My general area of
research is networking, or more
generally the set of issues that arise in systems that allow a multiplicity of
individuals and devices to interact. Those
issues are both in understanding how to build the best possible infrastructure
to support those interactions, and in exploring new functionality its
availability enables and how this functionality in turn may affect the
development of the infrastructure itself.
The first set of
issues span “traditional” networking topics such routing, traffic engineering,
network optimization, scheduling, etc., while the second deal with broader
issues that reflect the opportunities and challenges in exploiting a ubiquitous
communication infrastructure. One
example of such topics is a recent project on “network economics” (see “Current Projects” for
details) that investigates how various economic factors influence the use and
adoption of new network technologies.
A common theme in
many of the projects I am involved in is to seek mechanisms or solutions that
preferably err on the side of simplicity
rather than optimality. This arguable bias is to some extent rooted
in lessons learned from many years investigating network QoS,
based on which I reached the conclusion that in many cases the cost of
implementing optimal solutions makes them either infeasible or more expensive
than the resources they manage to save.
Don’t get me wrong, optimal solutions are critical as benchmarks that
allow us to gauge how good a job we are doing, and they also often provide the
fundamental insight needed to realize a good, practical solution. However, it is important to realize that it
is often necessary to go beyond them to affect real systems, as well as remain
aware that in many cases we are simply optimizing for the wrong metrics (the
ones that map into problems we know how to solve…)

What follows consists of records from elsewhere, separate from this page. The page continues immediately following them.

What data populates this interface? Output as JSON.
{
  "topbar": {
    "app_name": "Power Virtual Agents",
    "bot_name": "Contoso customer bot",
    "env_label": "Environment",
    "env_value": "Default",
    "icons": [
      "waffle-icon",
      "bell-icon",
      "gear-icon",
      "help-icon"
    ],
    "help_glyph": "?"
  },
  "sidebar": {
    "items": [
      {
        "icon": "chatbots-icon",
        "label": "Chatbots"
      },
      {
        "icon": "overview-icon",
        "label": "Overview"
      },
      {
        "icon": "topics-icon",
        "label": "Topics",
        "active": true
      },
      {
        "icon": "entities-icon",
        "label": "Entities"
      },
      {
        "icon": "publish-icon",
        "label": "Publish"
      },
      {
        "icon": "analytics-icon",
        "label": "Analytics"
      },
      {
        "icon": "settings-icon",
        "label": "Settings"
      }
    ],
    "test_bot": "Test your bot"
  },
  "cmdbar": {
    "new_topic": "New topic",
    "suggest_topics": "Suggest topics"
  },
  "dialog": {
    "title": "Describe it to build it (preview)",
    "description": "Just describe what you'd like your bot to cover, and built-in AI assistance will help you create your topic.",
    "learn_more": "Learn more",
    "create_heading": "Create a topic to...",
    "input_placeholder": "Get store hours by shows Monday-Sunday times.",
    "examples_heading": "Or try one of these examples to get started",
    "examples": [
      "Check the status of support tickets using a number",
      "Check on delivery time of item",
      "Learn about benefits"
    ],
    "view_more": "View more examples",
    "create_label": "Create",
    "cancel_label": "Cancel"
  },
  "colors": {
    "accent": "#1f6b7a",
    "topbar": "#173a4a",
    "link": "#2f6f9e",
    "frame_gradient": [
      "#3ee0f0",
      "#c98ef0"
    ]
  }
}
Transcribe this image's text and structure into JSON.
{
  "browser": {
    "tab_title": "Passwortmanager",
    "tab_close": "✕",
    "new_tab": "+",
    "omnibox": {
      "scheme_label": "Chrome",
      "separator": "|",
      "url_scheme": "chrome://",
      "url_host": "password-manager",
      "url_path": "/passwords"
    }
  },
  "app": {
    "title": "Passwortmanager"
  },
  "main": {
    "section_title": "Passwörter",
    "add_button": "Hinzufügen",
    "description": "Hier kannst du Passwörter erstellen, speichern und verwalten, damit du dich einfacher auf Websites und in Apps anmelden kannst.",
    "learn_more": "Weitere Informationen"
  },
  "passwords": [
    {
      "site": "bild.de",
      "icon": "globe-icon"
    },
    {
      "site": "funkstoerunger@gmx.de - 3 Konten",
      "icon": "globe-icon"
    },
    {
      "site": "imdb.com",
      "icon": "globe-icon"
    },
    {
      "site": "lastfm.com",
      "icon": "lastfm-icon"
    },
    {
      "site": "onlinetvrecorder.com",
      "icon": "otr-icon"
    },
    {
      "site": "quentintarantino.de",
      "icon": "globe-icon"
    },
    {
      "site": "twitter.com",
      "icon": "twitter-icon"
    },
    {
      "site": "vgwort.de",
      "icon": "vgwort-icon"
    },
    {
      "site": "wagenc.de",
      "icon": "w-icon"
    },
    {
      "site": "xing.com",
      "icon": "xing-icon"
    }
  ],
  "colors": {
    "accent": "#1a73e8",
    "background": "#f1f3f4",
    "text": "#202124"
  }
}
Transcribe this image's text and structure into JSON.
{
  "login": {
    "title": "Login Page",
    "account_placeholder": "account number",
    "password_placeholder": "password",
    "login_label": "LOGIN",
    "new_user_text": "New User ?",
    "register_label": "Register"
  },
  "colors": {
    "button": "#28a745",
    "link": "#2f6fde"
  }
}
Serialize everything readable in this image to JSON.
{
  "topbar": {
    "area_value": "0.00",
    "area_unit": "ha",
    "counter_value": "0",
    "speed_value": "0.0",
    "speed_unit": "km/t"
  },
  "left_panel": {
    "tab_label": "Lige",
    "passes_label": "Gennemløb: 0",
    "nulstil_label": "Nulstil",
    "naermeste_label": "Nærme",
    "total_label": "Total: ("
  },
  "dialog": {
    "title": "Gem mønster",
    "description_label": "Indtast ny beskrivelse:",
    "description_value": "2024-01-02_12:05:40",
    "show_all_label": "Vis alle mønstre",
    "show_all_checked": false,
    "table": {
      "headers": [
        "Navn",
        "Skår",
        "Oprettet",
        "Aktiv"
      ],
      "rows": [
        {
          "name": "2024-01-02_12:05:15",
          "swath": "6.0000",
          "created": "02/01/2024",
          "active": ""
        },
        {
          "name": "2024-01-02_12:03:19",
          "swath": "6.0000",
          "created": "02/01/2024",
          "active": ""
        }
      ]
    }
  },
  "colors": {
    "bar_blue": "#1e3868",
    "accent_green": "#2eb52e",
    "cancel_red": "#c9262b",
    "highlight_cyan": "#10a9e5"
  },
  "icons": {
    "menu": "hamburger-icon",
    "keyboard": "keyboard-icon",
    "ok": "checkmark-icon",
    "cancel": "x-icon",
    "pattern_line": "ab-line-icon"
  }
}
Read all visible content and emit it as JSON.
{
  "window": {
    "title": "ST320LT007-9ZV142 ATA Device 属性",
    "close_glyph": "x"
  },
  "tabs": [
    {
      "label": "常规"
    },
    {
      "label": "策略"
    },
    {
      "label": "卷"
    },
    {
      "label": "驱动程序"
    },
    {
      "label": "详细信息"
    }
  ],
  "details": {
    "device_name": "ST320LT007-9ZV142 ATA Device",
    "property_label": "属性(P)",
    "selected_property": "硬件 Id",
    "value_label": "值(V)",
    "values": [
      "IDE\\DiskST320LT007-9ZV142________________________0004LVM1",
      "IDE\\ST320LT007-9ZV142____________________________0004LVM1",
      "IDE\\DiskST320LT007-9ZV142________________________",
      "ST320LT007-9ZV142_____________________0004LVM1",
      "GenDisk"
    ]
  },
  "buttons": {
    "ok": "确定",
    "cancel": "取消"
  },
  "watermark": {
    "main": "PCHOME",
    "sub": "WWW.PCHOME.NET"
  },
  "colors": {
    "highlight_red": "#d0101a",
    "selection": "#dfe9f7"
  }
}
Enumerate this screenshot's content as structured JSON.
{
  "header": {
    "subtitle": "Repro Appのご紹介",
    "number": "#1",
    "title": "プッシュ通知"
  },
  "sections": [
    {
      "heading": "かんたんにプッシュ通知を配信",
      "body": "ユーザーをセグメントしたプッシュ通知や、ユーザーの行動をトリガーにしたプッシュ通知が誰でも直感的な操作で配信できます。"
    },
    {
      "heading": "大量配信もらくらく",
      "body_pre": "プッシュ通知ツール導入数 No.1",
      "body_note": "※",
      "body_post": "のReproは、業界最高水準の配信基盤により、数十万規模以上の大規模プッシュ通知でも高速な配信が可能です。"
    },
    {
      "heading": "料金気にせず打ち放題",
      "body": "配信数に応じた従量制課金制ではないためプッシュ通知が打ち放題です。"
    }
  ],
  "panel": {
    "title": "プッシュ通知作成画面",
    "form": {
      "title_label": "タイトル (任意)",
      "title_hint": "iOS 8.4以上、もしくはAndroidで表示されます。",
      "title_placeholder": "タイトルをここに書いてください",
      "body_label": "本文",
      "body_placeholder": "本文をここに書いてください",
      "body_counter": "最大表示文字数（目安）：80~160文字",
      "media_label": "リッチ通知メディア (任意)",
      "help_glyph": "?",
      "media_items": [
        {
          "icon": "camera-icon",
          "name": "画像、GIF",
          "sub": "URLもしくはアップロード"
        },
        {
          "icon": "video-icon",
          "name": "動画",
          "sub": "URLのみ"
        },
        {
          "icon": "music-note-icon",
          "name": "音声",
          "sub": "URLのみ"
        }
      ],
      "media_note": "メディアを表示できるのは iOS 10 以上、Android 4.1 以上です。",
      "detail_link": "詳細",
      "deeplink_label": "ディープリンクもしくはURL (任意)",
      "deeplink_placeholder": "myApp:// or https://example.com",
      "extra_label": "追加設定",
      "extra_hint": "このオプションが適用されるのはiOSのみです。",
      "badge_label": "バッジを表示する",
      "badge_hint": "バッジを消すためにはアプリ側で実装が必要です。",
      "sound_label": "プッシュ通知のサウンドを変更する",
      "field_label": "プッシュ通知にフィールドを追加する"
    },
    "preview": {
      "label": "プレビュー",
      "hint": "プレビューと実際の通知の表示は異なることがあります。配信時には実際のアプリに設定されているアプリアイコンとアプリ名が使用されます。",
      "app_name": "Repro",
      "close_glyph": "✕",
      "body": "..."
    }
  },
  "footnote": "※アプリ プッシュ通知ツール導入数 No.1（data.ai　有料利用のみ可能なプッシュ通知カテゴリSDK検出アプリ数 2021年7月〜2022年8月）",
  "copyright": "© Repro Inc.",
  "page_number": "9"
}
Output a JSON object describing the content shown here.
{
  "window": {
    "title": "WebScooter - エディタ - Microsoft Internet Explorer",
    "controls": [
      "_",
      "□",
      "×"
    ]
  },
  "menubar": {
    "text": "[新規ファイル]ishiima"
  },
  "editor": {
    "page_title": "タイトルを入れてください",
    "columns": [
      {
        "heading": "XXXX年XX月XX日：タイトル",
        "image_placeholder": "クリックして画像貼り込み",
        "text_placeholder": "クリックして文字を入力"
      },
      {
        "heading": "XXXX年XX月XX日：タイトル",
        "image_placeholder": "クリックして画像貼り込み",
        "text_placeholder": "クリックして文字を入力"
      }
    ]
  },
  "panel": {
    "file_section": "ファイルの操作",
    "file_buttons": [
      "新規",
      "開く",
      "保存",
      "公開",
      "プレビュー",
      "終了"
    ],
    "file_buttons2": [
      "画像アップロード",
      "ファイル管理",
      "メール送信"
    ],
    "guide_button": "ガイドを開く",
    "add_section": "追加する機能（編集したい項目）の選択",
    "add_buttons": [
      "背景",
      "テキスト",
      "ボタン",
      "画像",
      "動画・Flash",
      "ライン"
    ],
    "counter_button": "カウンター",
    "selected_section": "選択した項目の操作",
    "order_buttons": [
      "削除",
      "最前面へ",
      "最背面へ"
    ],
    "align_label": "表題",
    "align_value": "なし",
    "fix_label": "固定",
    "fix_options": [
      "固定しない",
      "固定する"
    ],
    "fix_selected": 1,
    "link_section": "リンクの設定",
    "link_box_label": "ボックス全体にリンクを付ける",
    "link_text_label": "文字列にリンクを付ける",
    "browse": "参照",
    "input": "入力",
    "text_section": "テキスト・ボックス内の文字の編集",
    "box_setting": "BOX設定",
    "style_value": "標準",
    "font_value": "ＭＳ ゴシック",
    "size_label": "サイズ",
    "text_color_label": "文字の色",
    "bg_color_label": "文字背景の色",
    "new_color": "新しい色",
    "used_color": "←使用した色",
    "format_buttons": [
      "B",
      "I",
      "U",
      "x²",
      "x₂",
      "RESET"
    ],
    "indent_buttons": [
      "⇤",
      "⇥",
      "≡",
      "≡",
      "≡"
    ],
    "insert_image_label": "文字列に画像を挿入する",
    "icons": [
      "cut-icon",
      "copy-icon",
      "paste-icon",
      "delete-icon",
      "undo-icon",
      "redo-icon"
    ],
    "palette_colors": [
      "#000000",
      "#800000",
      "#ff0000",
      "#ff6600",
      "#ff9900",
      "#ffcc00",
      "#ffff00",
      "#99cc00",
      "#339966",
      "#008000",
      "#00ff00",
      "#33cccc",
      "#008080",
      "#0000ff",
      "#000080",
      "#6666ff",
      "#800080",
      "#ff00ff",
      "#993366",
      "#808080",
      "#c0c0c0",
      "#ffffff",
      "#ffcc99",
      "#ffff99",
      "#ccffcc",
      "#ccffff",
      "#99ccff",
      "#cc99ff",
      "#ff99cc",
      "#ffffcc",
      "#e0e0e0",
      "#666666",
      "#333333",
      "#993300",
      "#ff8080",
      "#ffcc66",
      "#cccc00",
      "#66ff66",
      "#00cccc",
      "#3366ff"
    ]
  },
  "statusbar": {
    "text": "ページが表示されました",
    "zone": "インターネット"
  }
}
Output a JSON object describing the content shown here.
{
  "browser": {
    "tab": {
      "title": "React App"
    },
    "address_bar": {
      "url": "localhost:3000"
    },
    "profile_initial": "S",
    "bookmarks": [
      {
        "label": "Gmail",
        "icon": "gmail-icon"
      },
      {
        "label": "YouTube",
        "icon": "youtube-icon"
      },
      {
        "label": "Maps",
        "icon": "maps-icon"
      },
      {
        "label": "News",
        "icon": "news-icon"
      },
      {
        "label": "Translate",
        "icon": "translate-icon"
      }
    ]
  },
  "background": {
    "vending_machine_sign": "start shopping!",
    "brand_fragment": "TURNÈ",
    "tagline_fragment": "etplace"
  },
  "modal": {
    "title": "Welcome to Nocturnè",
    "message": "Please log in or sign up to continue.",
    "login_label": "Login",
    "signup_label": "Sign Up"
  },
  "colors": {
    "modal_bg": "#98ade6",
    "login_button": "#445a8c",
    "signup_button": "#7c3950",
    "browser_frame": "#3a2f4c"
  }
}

One manifestation of my interests in “simple” solutions is a set of activities under the broad umbrella of “Robust Networking,” of which one example is in developing approaches to leverage the diversity inherent to large-scale networks such as the Internet, and use it to improve resiliency to the many unavoidable impairments that continuously plague such large, distributed systems (see the presentation “Size Does Matter! From the Age of Closed-Loop to the Age of Open-Loop” given at NeXtworking’07 – 2nd COST-NSF Workshop on Future Internet, April 2007, Berlin, Germany, together with the accompanying one-page abstract for additional details).